Employment Taxes: What They Are, How To Deposit Them, & Penalties For Non-Payment

If you own a company and have employees, you are responsible for paying a variety of taxes at the federal, state, and local levels. You must also withhold certain taxes from the paychecks of your employees.

What Are Employment Taxes?  

Employment taxes include the following. 

1. Federal income tax withholding 

2. Social Security and Medicare taxes 

3. Federal unemployment tax (FUTA) 

Federal Income Taxes/Social Security and Medicare Taxes 

You typically have to withhold federal income tax from wages paid to an employee. You will use Form W-4 to determine the specific amount, although most payroll services or your accountant can do this for you. 
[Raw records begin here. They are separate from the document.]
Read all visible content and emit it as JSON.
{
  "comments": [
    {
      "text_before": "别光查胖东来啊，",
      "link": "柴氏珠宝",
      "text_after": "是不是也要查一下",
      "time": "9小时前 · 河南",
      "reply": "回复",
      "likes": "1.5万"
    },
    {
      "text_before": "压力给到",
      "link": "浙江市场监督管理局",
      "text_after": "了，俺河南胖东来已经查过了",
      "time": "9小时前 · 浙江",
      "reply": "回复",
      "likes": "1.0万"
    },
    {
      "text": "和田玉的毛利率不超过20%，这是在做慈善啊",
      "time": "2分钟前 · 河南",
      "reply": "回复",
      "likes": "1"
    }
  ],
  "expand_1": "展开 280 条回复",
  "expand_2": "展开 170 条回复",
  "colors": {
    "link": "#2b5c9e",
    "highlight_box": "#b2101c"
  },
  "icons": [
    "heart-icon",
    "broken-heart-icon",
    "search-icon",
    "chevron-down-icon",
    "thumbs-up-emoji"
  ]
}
Social security and Medicare taxes pay for benefits that workers and families receive under the Federal Insurance Contributions Act (FICA). Social security tax pays for benefits for the retired, survivors, and disability insurance distribution provisions of FICA. Medicare tax pays for benefits under the medical care provisions of FICA. As an employer, you are required to withhold a percentage of these taxes from the employee(s) and match the withholding amount. 
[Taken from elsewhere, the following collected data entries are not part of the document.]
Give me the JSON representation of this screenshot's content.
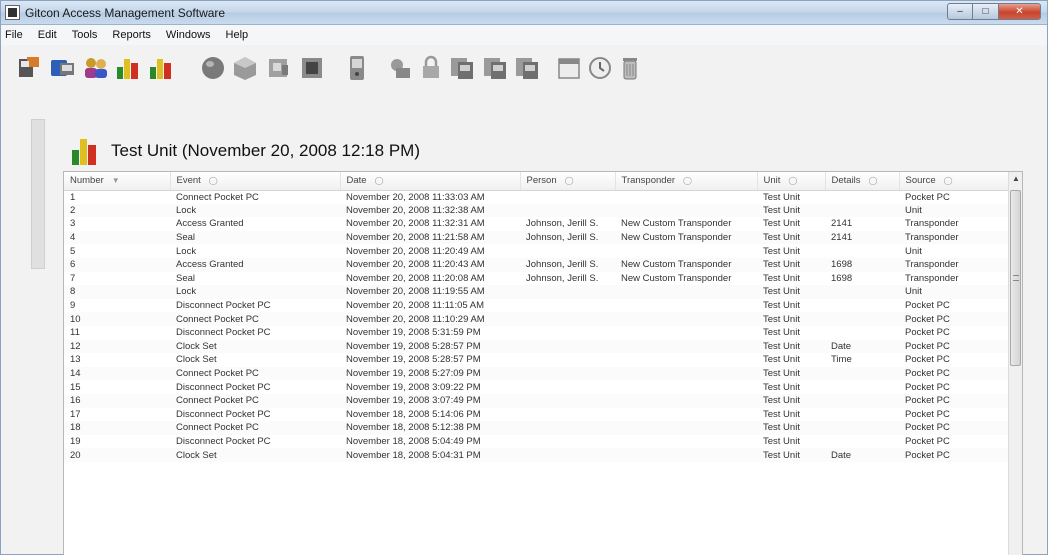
{
  "window": {
    "title": "Gitcon Access Management Software"
  },
  "menu": [
    {
      "label": "File"
    },
    {
      "label": "Edit"
    },
    {
      "label": "Tools"
    },
    {
      "label": "Reports"
    },
    {
      "label": "Windows"
    },
    {
      "label": "Help"
    }
  ],
  "toolbar_icons": [
    "unit-reader-icon",
    "transfer-icon",
    "users-icon",
    "unit-report-icon",
    "unit-report-icon-2",
    "globe-icon",
    "package-icon",
    "device-icon",
    "device-dark-icon",
    "pocket-device-icon",
    "key-lock-icon",
    "padlock-icon",
    "copy-icon",
    "copy-icon-2",
    "copy-icon-3",
    "calendar-icon",
    "clock-icon",
    "trash-icon"
  ],
  "header": {
    "title": "Test Unit (November 20, 2008 12:18 PM)"
  },
  "table": {
    "columns": [
      "Number",
      "Event",
      "Date",
      "Person",
      "Transponder",
      "Unit",
      "Details",
      "Source"
    ],
    "rows": [
      [
        "1",
        "Connect Pocket PC",
        "November 20, 2008 11:33:03 AM",
        "",
        "",
        "Test Unit",
        "",
        "Pocket PC"
      ],
      [
        "2",
        "Lock",
        "November 20, 2008 11:32:38 AM",
        "",
        "",
        "Test Unit",
        "",
        "Unit"
      ],
      [
        "3",
        "Access Granted",
        "November 20, 2008 11:32:31 AM",
        "Johnson, Jerill  S.",
        "New Custom Transponder",
        "Test Unit",
        "2141",
        "Transponder"
      ],
      [
        "4",
        "Seal",
        "November 20, 2008 11:21:58 AM",
        "Johnson, Jerill  S.",
        "New Custom Transponder",
        "Test Unit",
        "2141",
        "Transponder"
      ],
      [
        "5",
        "Lock",
        "November 20, 2008 11:20:49 AM",
        "",
        "",
        "Test Unit",
        "",
        "Unit"
      ],
      [
        "6",
        "Access Granted",
        "November 20, 2008 11:20:43 AM",
        "Johnson, Jerill  S.",
        "New Custom Transponder",
        "Test Unit",
        "1698",
        "Transponder"
      ],
      [
        "7",
        "Seal",
        "November 20, 2008 11:20:08 AM",
        "Johnson, Jerill  S.",
        "New Custom Transponder",
        "Test Unit",
        "1698",
        "Transponder"
      ],
      [
        "8",
        "Lock",
        "November 20, 2008 11:19:55 AM",
        "",
        "",
        "Test Unit",
        "",
        "Unit"
      ],
      [
        "9",
        "Disconnect Pocket PC",
        "November 20, 2008 11:11:05 AM",
        "",
        "",
        "Test Unit",
        "",
        "Pocket PC"
      ],
      [
        "10",
        "Connect Pocket PC",
        "November 20, 2008 11:10:29 AM",
        "",
        "",
        "Test Unit",
        "",
        "Pocket PC"
      ],
      [
        "11",
        "Disconnect Pocket PC",
        "November 19, 2008 5:31:59 PM",
        "",
        "",
        "Test Unit",
        "",
        "Pocket PC"
      ],
      [
        "12",
        "Clock Set",
        "November 19, 2008 5:28:57 PM",
        "",
        "",
        "Test Unit",
        "Date",
        "Pocket PC"
      ],
      [
        "13",
        "Clock Set",
        "November 19, 2008 5:28:57 PM",
        "",
        "",
        "Test Unit",
        "Time",
        "Pocket PC"
      ],
      [
        "14",
        "Connect Pocket PC",
        "November 19, 2008 5:27:09 PM",
        "",
        "",
        "Test Unit",
        "",
        "Pocket PC"
      ],
      [
        "15",
        "Disconnect Pocket PC",
        "November 19, 2008 3:09:22 PM",
        "",
        "",
        "Test Unit",
        "",
        "Pocket PC"
      ],
      [
        "16",
        "Connect Pocket PC",
        "November 19, 2008 3:07:49 PM",
        "",
        "",
        "Test Unit",
        "",
        "Pocket PC"
      ],
      [
        "17",
        "Disconnect Pocket PC",
        "November 18, 2008 5:14:06 PM",
        "",
        "",
        "Test Unit",
        "",
        "Pocket PC"
      ],
      [
        "18",
        "Connect Pocket PC",
        "November 18, 2008 5:12:38 PM",
        "",
        "",
        "Test Unit",
        "",
        "Pocket PC"
      ],
      [
        "19",
        "Disconnect Pocket PC",
        "November 18, 2008 5:04:49 PM",
        "",
        "",
        "Test Unit",
        "",
        "Pocket PC"
      ],
      [
        "20",
        "Clock Set",
        "November 18, 2008 5:04:31 PM",
        "",
        "",
        "Test Unit",
        "Date",
        "Pocket PC"
      ]
    ]
  },
  "colors": {
    "titlebar": "#c4d6ea",
    "close": "#c8452f",
    "grid_border": "#b7b7b7"
  }
}
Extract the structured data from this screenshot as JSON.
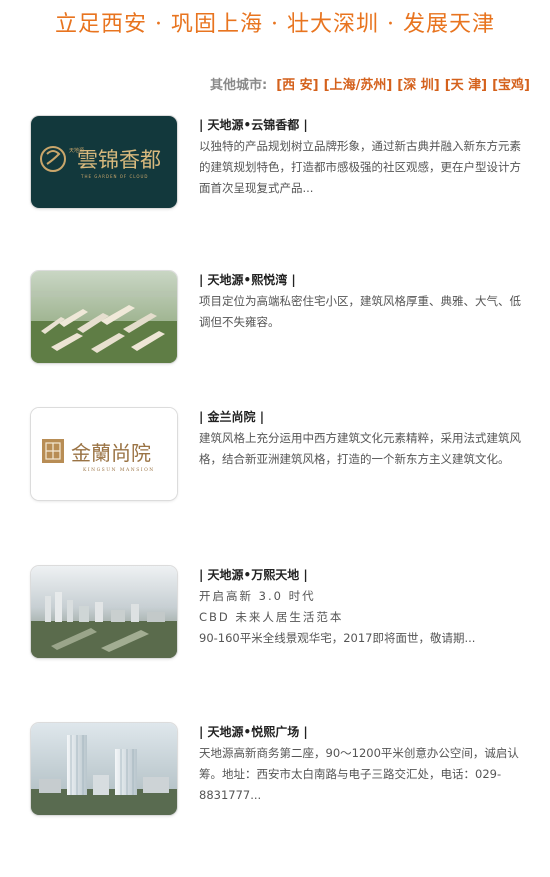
{
  "headline": "立足西安 · 巩固上海 · 壮大深圳 · 发展天津",
  "cities": {
    "label": "其他城市:",
    "links": [
      "[西 安]",
      "[上海/苏州]",
      "[深 圳]",
      "[天 津]",
      "[宝鸡]"
    ]
  },
  "logos": {
    "yunjin_cn": "雲锦香都",
    "yunjin_brand": "天地源",
    "yunjin_en": "THE GARDEN OF CLOUD",
    "jinlan_cn": "金蘭尚院",
    "jinlan_en": "KINGSUN MANSION"
  },
  "projects": [
    {
      "title": "| 天地源•云锦香都 |",
      "desc": "以独特的产品规划树立品牌形象，通过新古典并融入新东方元素的建筑规划特色，打造都市感极强的社区观感，更在户型设计方面首次呈现复式产品..."
    },
    {
      "title": "| 天地源•熙悦湾 |",
      "desc": "项目定位为高端私密住宅小区，建筑风格厚重、典雅、大气、低调但不失雍容。"
    },
    {
      "title": "| 金兰尚院 |",
      "desc": "建筑风格上充分运用中西方建筑文化元素精粹，采用法式建筑风格，结合新亚洲建筑风格，打造的一个新东方主义建筑文化。"
    },
    {
      "title": "| 天地源•万熙天地 |",
      "line1": "开启高新 3.0 时代",
      "line2": "CBD 未来人居生活范本",
      "line3": "90-160平米全线景观华宅，2017即将面世，敬请期..."
    },
    {
      "title": "| 天地源•悦熙广场 |",
      "desc": "天地源高新商务第二座，90～1200平米创意办公空间，诚启认筹。地址：西安市太白南路与电子三路交汇处，电话：029-8831777..."
    }
  ],
  "colors": {
    "accent": "#e8741f",
    "link": "#d4611c",
    "logo_gold": "#c9a66b",
    "logo_bg": "#12383c"
  }
}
Normally, you have to deposit these taxes by check or cash to an authorized financial institution, usually your bank. Check with your tax professional to ensure that you are not required to use the Electronic Federal Tax Payment System (EFTPS). Whatever the payment method, you will be reporting them on Form 941, the Employers Quarterly Federal Tax Return. 

Federal Unemployment Tax (FUTA) 

FUTA is a combined federal and state program that offers unemployment compensation to the unemployed. As a business owner, you are solely responsible for paying this tax, to which, nothing is withheld from the paychecks of your employees. FUTA is determined by using Form 940, however, you may use a tax professional to determine payment amounts. 
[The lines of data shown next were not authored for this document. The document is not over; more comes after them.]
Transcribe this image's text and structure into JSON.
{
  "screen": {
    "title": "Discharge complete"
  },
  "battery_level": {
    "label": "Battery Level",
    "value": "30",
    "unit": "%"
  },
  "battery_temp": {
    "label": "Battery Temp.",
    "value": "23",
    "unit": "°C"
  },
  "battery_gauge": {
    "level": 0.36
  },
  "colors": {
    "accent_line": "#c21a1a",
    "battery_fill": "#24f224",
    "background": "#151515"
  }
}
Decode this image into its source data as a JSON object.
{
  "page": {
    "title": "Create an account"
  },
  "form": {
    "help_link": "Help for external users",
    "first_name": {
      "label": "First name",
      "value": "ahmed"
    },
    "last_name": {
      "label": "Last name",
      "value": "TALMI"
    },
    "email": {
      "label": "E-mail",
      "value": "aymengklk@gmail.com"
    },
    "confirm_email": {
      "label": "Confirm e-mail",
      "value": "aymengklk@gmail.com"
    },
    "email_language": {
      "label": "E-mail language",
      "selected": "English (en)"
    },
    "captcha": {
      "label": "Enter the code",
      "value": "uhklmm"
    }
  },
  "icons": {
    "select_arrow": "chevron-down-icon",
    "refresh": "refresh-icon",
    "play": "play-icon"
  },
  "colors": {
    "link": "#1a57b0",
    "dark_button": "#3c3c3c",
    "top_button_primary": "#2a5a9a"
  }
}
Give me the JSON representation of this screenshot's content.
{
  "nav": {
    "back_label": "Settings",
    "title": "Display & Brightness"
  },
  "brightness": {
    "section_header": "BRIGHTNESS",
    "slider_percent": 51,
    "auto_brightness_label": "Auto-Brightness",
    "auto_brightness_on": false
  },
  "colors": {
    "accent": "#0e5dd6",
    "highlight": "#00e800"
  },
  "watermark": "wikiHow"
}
Depositing Employment Taxes 

To pay employment taxes, you are required to deposit the money with the IRS. As is common with tax situations, the employment tax payments are not really made to the IRS. Rather, you will need to deposit the employment taxes by using a federal depository. Moving the burden to the private sector, the IRS requires most banks to act as depositories. In case your business just started hiring employees, you may want to ask your bank if they act as a depository. If they don't you might want to consider changing banks. 

To deposit employment taxes, you forward money based on the bank specifications. You will also have to file a Federal Tax Deposit Coupon, Form 8109, together with the deposit. The IRS generally sends these forms to you at the beginning of each calendar year. In the event you don’t receive any, you'll be able to download the form from the IRS site or you can ask your tax professional for it. 

When To Deposit Employment Taxes 

You must deposit employment taxes either once or twice per month. The IRS will be sending you a schedule at the end of every year for the subsequent year. As a general rule, you might want to file within a couple of days of each pay period. 

Failure To Deposit Employment Taxes 

Collecting employment taxes is a high priority of the IRS. Because the taxes include money deducted from an employees paycheck, the IRS sees an employer’s non-payment as a type of theft. If you fail to pay employment taxes, you can expect that the IRS will hunt you down, make it hard on your business, and could even potentially shut it down. In short, make absolutely sure you deposit the employment taxes. 

Penalties For Not Paying Employment Taxes 

If you have employees, you definitely must deduct and withhold various taxes from the paychecks of your employees. Since you are deducting money from employees paycheck, you're handling their funds. This fact is extremely important to the IRS and it puts great emphasis on any failure to pay employment taxes. 

If you don't pay employment taxes, you will be subject to a 100% tax penalty. Yes, 100 percent, called the “trust fund recovery penalty”, the penalty is assessed against the person responsible for paying the taxes, not the entity. The person may be the owner, corporate officer or any other “responsible person.”.  To put it briefly, a business entity does not protect you from the wrath of the IRS. 

Late Payments 

Cash flow crunches are an unavoidable event for pretty much every business. Now, what happens if you make a late payment for employment taxes? Unless you can show an acceptable reason for the delay, the IRS is going to penalize you. 

Late payment penalties vary in amount, dependent upon the delay. If the delay is less than 6 days, the penalty is 2%. Delay for six to 15 days and you will be getting five percent. More than 15 days in delay will push the penalty to 15 percent. In the event you delay this long, the IRS will be peppering you with penalty notices, letting you know where you stand. 

In Closing 

Employment taxes can be frustrating. They are, unfortunately, a necessary evil as your business grows.  Whatever you decide to do, ensure you deposit employment taxes with the IRS in a timely fashion. Take the time to think about the worst thing you have ever heard done by the IRS. If you fail to pay employment taxes, the actions taken by the IRS will likely be ten times worse and you will be the one telling horror stories.